La vida de perros de antes era una existencia azarosa: una tropa de vagabundos desgreñados que deambula en busca de un poco de agua y comida al borde de los caminos. El hambre presta a quien la siente una apariencia amenazante
Lo de hoy es muy distinto gracias, entre otras cosas, a ese prodigio de nuestro tiempo que es César Millán. El encanto del “encantador de perros” proviene, exactamente, de sus viejas andanzas con esas manadas menesterosas en los límites polvorientos de México con los Estados Unidos
Mejores amigos en vías de extinción
De ellas César aprendió una ley perentoria: el cuerpo manda y todo lo demás consiste en responder oportunamente a sus requerimientos. Se vive por y no para el momento: sin ensoñaciones, que enturbian el disfrute del ahora; ni recuerdos que lo frenen.
Pero sí hay memoria, anhelos y, aseguran algunas investigaciones, también sentido de la solidaridad con su grupo aunque sin llegar a la generosidad.
Un perro de esos es capaz de entregar la vida por su dueño, pero le disputa con ardentía un rincón del abrigo bajo los puentes del Sena, o una rama de yarumo en cualquier trocha andina.
Tampoco tan fieles pero, entre fieros y tiernos, ganaron el título de mejores amigos quizás por sus caminatas sin rechistar (o casi) detrás del líder de la manada.
Tales perros han pasado a mejor vida, valga el término. Están en vías de extinción, si así se puede denominar al hecho de que ahora son los “amos” quienes tienen que esforzarse por cumplir hasta el más mínimo capricho del perro.
El cuerpo manda los demás responden
El vacío que dejan esos canes ahora lo ocupa una especie en apariencia idéntica, la de las mascotas.
Una diferencia clave está en que las mascotas buscan conseguir que su dueño se comporte bien, que cumpla el papel correspondiente según sean cazadores de leones, príncipes chinos, campesinos cundi-boyacenses, ciegos, abuelitas, peluqueros o escoltas de generales.
El conocimiento, corpóreo, de las mascotas condiciona el comportamiento de las personas a su alrededor: deben servirles las comidas precisas a horas precisas, ponerles el champú indicado, hacerles la cama, recoger sus deposiciones y guardar irrestricto respeto a la libertad y los derechos del animal, del cuadrúpedo, obviamente.
Sin compañía obligatoria
Millán confirma que el error consiste en pensar que el perro piensa como humano y pretender que debe comportarse como quieren las personas.
Lo sabio sería, entonces, no pensar, así como hacen los gozques.
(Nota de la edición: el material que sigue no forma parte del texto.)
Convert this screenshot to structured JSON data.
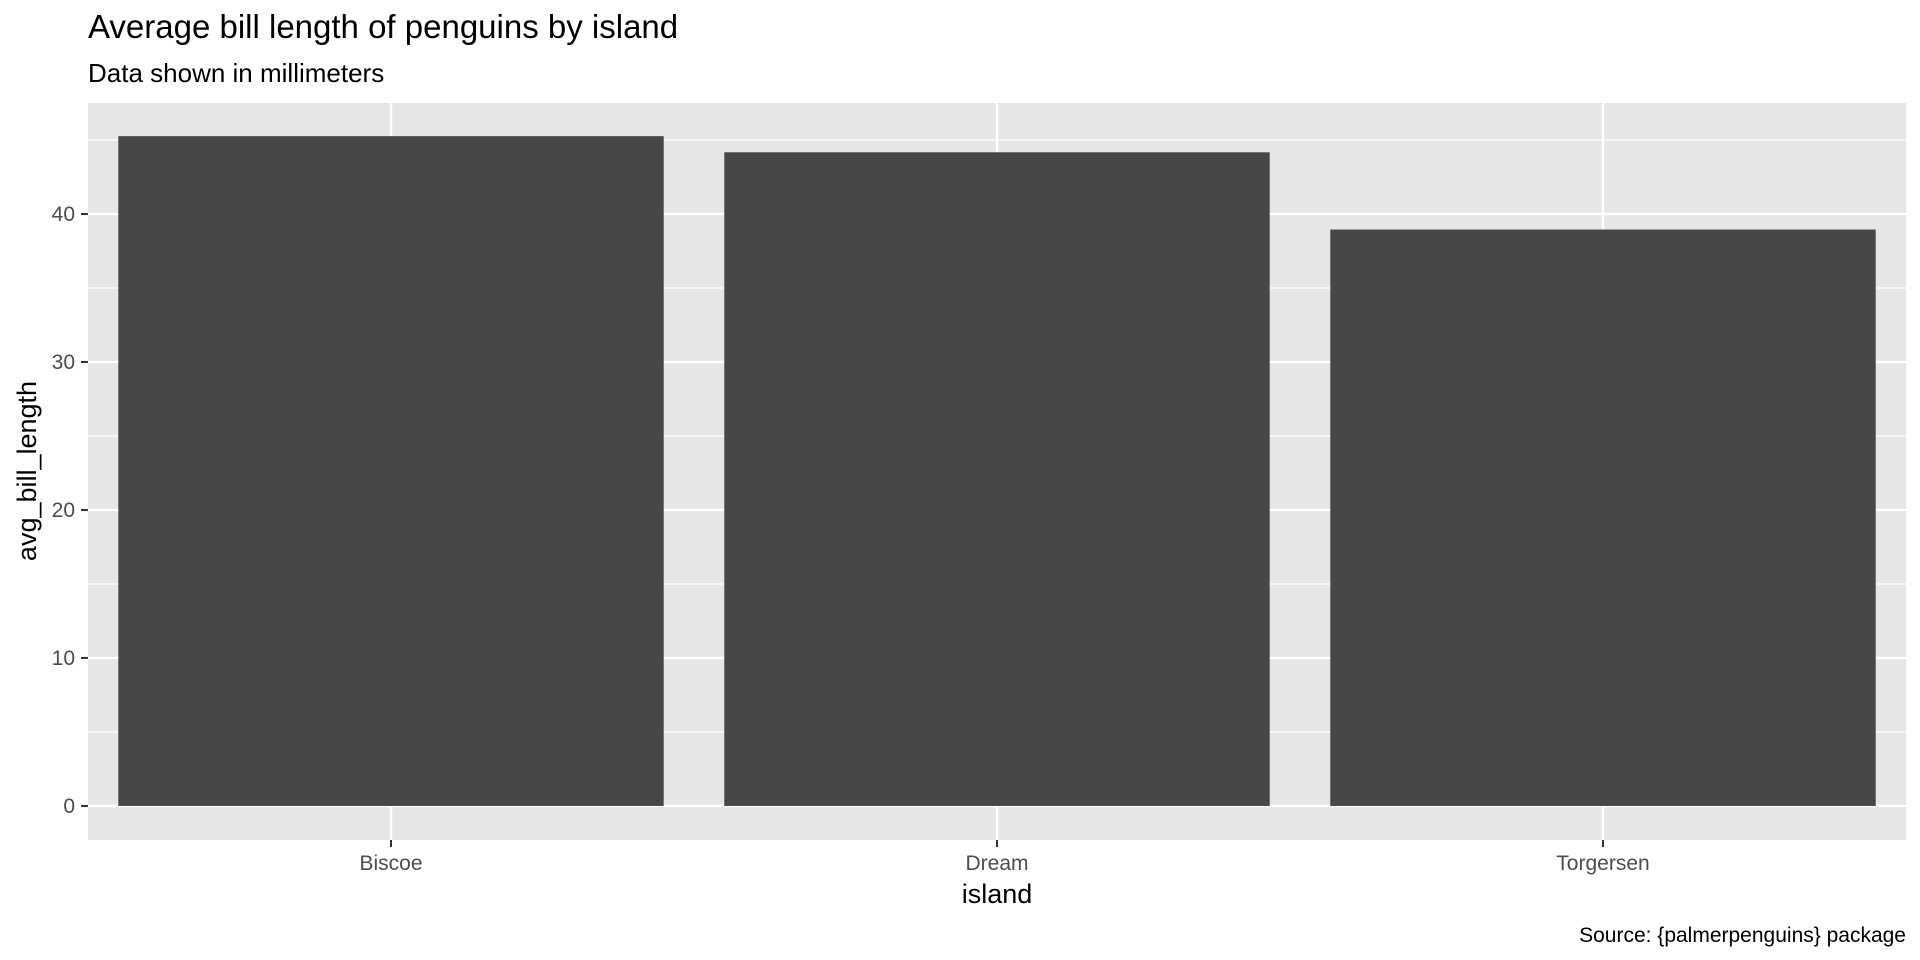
{
  "chart_data": {
    "type": "bar",
    "title": "Average bill length of penguins by island",
    "subtitle": "Data shown in millimeters",
    "xlabel": "island",
    "ylabel": "avg_bill_length",
    "caption": "Source: {palmerpenguins} package",
    "categories": [
      "Biscoe",
      "Dream",
      "Torgersen"
    ],
    "values": [
      45.26,
      44.17,
      38.95
    ],
    "ylim": [
      -2.3,
      47.5
    ],
    "yticks": [
      0,
      10,
      20,
      30,
      40
    ],
    "ytick_labels": [
      "0",
      "10",
      "20",
      "30",
      "40"
    ],
    "grid": true,
    "legend": "none",
    "colors": {
      "bar": "#474747",
      "panel": "#e6e6e6",
      "grid": "#ffffff",
      "tick_label": "#4d4d4d"
    }
  }
}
Carecer de expectativas, sueños e ideales. Confiar instintivamente en que la solidaridad depare el pan de cada día, a veces más, a veces menos y dejar que los mejores amigos discurran juntos sin sentir la obligación de su compañía.
Fácil decirlo pero difícil de practicar, como lo saben quienes han recorrido extensos trayectos con el séquito de uno o varios perros.
Además de las cautelas exigidas por el paisaje (diferentes de día que de noche, en frío que en calor, en tormenta que en calma), el humano tiene que procurar soluciones a su acompañante animal quien, confiando en aquél, sigue el rumbo definido por su olfato de caminante incansable.
Pero, cuando se añade un gato, el panorama cambia totalmente. Desde luego, ese es otro programa.